What surprised me about this paper is just how much work has been done on these issues in the last ten years. Among the sources of systematic and persistent performance heterogeneity examined in recent work are: competition, sunk costs, technology spillovers, organizational structure, human capital, incentive systems, information, learning-by-doing, and managerial talent & practices. I believe that list includes pretty much all the sources of competitive advantage contemplated in the strategy literature. By the way, the paper focuses only on empirical contributions, no theory. One of the striking things about this is the sophistication of the methods used to identify causal effects. Among a raft of others, work by Bloom and Van Reenen (2010) and Forbes and Lederman (2011) stand out as exemplary. Over 100 papers published in the past decade are cited and, again, that’s not counting any theoretical contributions.
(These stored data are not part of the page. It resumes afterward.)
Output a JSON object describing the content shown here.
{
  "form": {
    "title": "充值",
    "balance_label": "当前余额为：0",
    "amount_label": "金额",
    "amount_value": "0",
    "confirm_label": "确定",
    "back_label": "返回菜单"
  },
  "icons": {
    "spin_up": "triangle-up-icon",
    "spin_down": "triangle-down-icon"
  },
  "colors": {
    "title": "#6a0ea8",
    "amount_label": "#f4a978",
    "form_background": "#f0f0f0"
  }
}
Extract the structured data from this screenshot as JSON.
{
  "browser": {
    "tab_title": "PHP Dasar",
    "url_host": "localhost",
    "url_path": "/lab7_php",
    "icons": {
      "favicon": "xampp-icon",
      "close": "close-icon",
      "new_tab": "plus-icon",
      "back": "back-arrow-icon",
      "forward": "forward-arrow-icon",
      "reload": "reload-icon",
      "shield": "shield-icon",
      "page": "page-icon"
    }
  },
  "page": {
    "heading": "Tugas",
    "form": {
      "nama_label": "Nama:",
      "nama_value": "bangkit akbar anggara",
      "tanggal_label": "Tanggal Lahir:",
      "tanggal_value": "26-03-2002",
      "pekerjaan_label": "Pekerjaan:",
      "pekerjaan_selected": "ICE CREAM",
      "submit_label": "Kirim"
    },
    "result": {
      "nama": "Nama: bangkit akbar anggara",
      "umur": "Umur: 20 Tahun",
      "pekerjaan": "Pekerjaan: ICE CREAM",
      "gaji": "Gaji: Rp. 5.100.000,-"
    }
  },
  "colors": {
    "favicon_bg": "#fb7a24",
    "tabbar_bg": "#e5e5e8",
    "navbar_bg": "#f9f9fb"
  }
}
On the one hand, it is great to see so much interesting research activity on a topic near and dear to strategy. On the other hand, it seems that strategy has lost interest in the foundational questions that animated it early-on. In the 1990s our field felt alive with big-think empirical work by people like McGahan, Porter, Rumelt, and Henderson. Are we ceding our core issues to economics? Or, does the increasing popularity of these issues in economics just mean more outlets for our work? Either way, my guess is that the indirect competition is good and, to the extent journal editors are paying attention, will tend to raise the research quality bar.